Ver Angola

Banking and Insurance

ENSA returns to profits with 150 percent increase in net income

Until June of this year, the public insurance company ENSA - in the process of privatization - obtained 1.68 billion kwanzas in profits. This growth represents an increase of 150 percent over the 667 million kwanzas recorded in the first half of 2019.

: Nelson Malamba/Angop
Nelson Malamba/Angop  

"The insurance company ENSA - Seguros de Angola returned to profits with a net profit of 1.68 billion kwanzas in the semester ended June 30, an increase of 150 percent," can be read in a statement sent to VerAngola.

According to the document, the results reflect 33 percent growth in the volume of premiums, to 53 billion kwanzas, "despite fewer new policies, as a result of the economic crisis caused by the pandemic".

Carlos Duarte, chairman of the insurance company's board of directors, cited in the document, stresses that these results "already reflect the 2020-2022 Strategic Plan and its financial sanitation measures".

"In the second half of the year, we will maintain the objective of improving these results, increasing the training of our employees and preparing ENSA for a successful privatization," assured Carlos Duarte, adding that "the transversal impacts of the pandemic are enormous," but affirming that he believes the insurance company is on the right track to strengthen its "solidity and sustainability".
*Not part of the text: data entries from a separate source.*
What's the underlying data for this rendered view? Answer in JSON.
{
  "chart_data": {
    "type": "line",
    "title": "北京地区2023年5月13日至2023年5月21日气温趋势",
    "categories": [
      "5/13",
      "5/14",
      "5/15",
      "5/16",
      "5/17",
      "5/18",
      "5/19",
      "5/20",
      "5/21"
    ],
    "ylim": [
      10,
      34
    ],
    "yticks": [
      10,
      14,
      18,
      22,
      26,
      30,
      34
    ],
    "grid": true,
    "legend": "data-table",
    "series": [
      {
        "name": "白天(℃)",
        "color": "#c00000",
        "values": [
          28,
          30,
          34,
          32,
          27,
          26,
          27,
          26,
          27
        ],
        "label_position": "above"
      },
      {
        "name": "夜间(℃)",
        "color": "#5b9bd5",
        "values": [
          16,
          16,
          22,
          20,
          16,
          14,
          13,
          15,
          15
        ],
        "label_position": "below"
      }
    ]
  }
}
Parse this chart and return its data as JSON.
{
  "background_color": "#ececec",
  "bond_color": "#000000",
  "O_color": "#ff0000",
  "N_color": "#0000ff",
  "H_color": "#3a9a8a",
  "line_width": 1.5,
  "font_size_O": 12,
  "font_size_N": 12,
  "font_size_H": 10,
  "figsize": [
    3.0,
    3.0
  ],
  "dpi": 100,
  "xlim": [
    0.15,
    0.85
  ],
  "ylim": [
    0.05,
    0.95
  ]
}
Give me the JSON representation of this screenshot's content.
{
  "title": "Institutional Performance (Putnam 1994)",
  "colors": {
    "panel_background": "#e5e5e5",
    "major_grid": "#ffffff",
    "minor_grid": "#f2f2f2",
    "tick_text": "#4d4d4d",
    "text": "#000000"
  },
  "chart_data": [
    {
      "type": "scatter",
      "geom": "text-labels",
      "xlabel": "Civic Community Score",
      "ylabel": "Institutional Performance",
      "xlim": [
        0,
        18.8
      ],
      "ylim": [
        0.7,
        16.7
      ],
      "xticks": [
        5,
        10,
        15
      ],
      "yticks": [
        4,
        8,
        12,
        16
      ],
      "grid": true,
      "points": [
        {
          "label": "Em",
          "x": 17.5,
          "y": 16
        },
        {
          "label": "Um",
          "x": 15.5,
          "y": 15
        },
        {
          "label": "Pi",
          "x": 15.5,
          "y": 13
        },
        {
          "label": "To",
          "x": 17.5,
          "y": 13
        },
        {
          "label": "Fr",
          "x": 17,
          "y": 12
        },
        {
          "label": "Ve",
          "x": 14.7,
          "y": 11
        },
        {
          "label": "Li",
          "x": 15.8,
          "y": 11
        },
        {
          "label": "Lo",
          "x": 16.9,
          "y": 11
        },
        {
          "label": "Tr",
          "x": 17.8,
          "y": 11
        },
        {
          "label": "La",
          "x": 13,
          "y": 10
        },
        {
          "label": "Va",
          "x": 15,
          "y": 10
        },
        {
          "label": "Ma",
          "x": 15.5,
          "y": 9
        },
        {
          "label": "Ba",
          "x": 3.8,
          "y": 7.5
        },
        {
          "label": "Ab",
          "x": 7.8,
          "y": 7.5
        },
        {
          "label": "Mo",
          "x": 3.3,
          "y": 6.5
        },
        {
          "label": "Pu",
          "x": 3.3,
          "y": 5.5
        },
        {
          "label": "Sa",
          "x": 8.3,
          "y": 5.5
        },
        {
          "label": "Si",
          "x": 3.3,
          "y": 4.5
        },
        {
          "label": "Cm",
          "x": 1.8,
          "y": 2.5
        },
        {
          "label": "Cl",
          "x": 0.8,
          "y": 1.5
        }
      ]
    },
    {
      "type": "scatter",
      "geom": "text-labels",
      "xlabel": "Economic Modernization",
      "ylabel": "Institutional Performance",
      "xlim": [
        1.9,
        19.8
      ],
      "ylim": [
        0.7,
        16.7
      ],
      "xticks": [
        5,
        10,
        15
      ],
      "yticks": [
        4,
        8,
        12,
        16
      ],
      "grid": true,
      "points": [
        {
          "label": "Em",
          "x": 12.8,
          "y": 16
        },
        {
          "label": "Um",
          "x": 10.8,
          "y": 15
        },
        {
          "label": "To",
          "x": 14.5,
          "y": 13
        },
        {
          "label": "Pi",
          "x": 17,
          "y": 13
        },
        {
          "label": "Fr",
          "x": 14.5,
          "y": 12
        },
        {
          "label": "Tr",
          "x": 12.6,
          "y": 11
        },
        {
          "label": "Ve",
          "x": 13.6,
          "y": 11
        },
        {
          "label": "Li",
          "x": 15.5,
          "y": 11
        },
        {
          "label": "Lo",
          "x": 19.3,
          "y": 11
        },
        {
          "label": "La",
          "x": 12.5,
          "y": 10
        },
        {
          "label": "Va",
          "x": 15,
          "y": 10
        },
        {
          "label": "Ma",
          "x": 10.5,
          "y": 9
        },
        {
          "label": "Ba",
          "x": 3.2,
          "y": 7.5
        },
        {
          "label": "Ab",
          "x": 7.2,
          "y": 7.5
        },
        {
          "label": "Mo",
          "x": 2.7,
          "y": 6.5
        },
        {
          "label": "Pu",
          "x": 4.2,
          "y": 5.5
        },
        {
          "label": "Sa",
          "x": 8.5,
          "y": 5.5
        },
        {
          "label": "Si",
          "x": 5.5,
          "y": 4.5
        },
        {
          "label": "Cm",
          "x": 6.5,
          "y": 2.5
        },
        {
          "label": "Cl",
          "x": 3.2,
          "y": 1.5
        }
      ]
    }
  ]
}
The note also states that the insurer continues to stand out in the market with a 35 percent share, "being the health insurance, work accidents and automobile accidents the ones that have more weight in the portfolio, being the leading insurer in these segments".

There has been a drop in the accident rate, which has gone from 44 percent last year to 33 percent this year. There was also an increase of one percent in claims costs, mainly explained by the impact of inflation, the document states.

"Technical costs increased 20 percent in the semester due to the strengthening of provisions and ENSA's more conservative approach to its responsibilities. Operating costs increased 19 per cent as a result of ongoing restructuring, but are still expected to be lower in 2020 than in the previous year".

As for the coverage ratio, "technical provisions stand at 130 per cent, as a result of an effort to avoid impairments and provisions in anticipation of the effects of the financial reorganization in execution of the aforementioned Strategic Plan", the note adds.